ハーヴェイ・ミルク

1997/09/18 東和映画試写室
70年代のサンフランシスコで活躍したゲイ活動家のドキュメンタリー。
そんじょそこらの劇映画よりよほど面白く、感動的。by K. Hattori



 1978年11月27日、サンフランシスコ市庁舎内で市長と共に殺害された市政執行委員、ハーヴェイ・ミルクの生涯を描いたドキュメンタリー映画。この映画は、1984年アカデミー賞最優秀長編記録映画賞を受賞している。原題は『The Times of Harvey Milk』。残されたスチル写真、当時のニュースフィルム、関係者のインタビューなどで人物を綴る手法はアメリカン・ドキュメンタリーの定番だが、そこから人物の属していた時代そのものを浮かび上がらせてくる様子は見事。

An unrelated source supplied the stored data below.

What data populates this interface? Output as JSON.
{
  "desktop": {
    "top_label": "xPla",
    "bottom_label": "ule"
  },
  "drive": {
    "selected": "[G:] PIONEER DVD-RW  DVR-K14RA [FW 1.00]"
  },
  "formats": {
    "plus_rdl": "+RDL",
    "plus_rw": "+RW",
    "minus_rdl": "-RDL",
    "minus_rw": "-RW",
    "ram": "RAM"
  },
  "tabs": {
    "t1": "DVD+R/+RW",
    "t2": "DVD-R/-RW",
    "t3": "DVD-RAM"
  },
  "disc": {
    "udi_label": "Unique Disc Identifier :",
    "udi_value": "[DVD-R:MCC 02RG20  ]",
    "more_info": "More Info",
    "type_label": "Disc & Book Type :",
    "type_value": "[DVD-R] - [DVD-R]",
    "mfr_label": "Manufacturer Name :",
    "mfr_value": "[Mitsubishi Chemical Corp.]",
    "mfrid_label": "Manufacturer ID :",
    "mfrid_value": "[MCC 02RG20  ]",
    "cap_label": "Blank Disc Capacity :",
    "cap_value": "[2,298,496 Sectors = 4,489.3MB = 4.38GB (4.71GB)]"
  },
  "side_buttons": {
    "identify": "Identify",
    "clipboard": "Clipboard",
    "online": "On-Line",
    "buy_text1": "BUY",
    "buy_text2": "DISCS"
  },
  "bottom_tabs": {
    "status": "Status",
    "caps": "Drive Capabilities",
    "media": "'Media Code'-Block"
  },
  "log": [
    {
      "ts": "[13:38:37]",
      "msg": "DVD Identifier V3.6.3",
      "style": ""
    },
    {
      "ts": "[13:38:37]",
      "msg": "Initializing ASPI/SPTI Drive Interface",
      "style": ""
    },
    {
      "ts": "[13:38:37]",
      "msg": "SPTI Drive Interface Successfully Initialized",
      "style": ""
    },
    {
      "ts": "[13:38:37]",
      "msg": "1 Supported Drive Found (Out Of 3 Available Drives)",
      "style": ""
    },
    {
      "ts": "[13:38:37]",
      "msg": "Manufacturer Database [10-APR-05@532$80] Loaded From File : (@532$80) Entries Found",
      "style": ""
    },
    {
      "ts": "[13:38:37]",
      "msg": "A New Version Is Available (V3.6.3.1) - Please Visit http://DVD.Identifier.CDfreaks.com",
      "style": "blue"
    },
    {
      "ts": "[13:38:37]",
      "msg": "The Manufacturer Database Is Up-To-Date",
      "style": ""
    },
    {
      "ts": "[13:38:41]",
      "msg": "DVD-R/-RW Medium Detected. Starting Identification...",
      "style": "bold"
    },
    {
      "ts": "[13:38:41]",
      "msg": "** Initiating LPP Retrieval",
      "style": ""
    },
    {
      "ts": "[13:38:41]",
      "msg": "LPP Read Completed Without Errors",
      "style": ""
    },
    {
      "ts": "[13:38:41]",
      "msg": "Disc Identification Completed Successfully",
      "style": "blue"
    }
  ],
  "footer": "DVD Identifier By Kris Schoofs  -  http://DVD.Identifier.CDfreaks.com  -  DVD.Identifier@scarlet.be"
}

 映画はハーヴェイ・ミルク暗殺直後の記者会見から始まり、ミルクの生い立ちや政治活動や暗殺に至る道のりを追い、映画冒頭と同じ記者会見の映像を再度提示して、その後の様子まで描いて行く。時間の流れを「A→B→C」とした場合、映画の冒頭にいきなり「B」を持ってきて、そこから「A→B→C」と語って行く構成は、いろんな映画で採用されているパターンです。伝記物や人物伝などで「年老いた主人公が若き日の自分自身を語る」といったパターンが採られることもありますし、サスペンス映画で使われても抜群の効果を生むことがあります。例えば、前者としては『プリティ・リーグ』『チャーリー』などがそうですし、後者としては『バウンド』が戦慄すべき効果を生み出していました。『ハーヴェイ・ミルク』はそれに負けないぐらいのショックとインパクトを、観る者に与えるはずです。

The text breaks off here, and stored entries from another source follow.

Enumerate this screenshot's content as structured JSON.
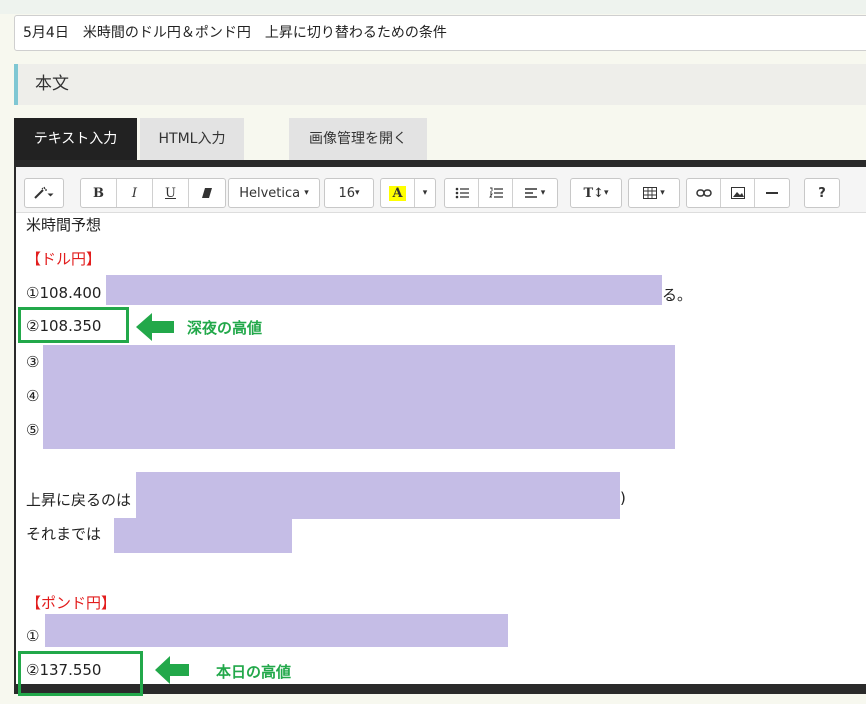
{
  "title_input": {
    "value": "5月4日　米時間のドル円＆ポンド円　上昇に切り替わるための条件"
  },
  "section": {
    "heading": "本文"
  },
  "tabs": [
    {
      "label": "テキスト入力",
      "active": true
    },
    {
      "label": "HTML入力",
      "active": false
    },
    {
      "label": "画像管理を開く",
      "active": false
    }
  ],
  "toolbar": {
    "font_family": "Helvetica",
    "font_size": "16",
    "color_letter": "A",
    "text_size_label": "T↕",
    "help_label": "?",
    "icons": [
      "magic-wand-icon",
      "bold-icon",
      "italic-icon",
      "underline-icon",
      "eraser-icon",
      "font-color-icon",
      "bulleted-list-icon",
      "numbered-list-icon",
      "align-icon",
      "text-size-icon",
      "table-icon",
      "link-icon",
      "image-icon",
      "horizontal-rule-icon",
      "help-icon"
    ]
  },
  "body": {
    "line_heading": "米時間予想",
    "dollar_yen_label": "【ドル円】",
    "dy_item1_prefix": "①108.400",
    "dy_item1_suffix": "る。",
    "dy_item2": "②108.350",
    "dy_item3_marker": "③",
    "dy_item4_marker": "④",
    "dy_item5_marker": "⑤",
    "return_line_prefix": "上昇に戻るのは",
    "return_line_suffix": ")",
    "until_then": "それまでは",
    "pound_yen_label": "【ポンド円】",
    "py_item1_marker": "①",
    "py_item2": "②137.550"
  },
  "annotations": {
    "night_high": "深夜の高値",
    "today_high": "本日の高値"
  },
  "colors": {
    "highlight_box": "#22a84a",
    "redaction": "#c5bde6",
    "label_red": "#e21d1d"
  }
}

 ハーヴェイ・ミルクはゲイの活動家として地域のコミュニティで活躍し、そこから市政に参加していった人物です。彼の活動はゲイの権利擁護や権利獲得にとどまらず、少数民族や女性、障害者など、ゲイ以外のマイノリティの人権を守る運動へとつながりを持っていました。彼の支援者の中にはゲイ以外の人たちも大勢います。映画の中では何人かがカメラの前でインタビューに答えていますが、その中にはゲイの人もいるし、そうでない人もいる。初老の労組職員が自分とミルクの関係を語る中で「はじめはなぜ労組がゲイの候補者を支援しなければならないのか疑問に思った。オカマに投票することに抵抗を感じていた」と正直に告白しながら、最後にはそうした偏見を克服し、ミルクの死を心から悼んでいる様子は感動的。このくだりで、僕は思わずホロリときてしまいました。映画の中でもっとも感動的な部分でしょう。

 1時間半ほどの映画ですが、ミルクの活動と死は前半の1時間ほどで語られます。残り30分は、ミルクを殺した犯人の裁判を通して、アメリカの社会に根深く残るゲイに対する反発心や差別の問題を掘り下げて行く。ミルクと市長を殺した犯人に対する不当に軽い評決に、町の人たちは暴動という形で応える。ミルクの死を静かに厳粛な気持ちで受け入れた人たちが、司法の不当な裁きに我を忘れて怒り狂う。映画を観ているこちらまで、彼らと怒りを共有し、怒りの矛先をどこに向けていいのか戸惑う場面でした。映画の最後にこの問題に対するひとつの決着が描かれていたのが、わずかな救いでした。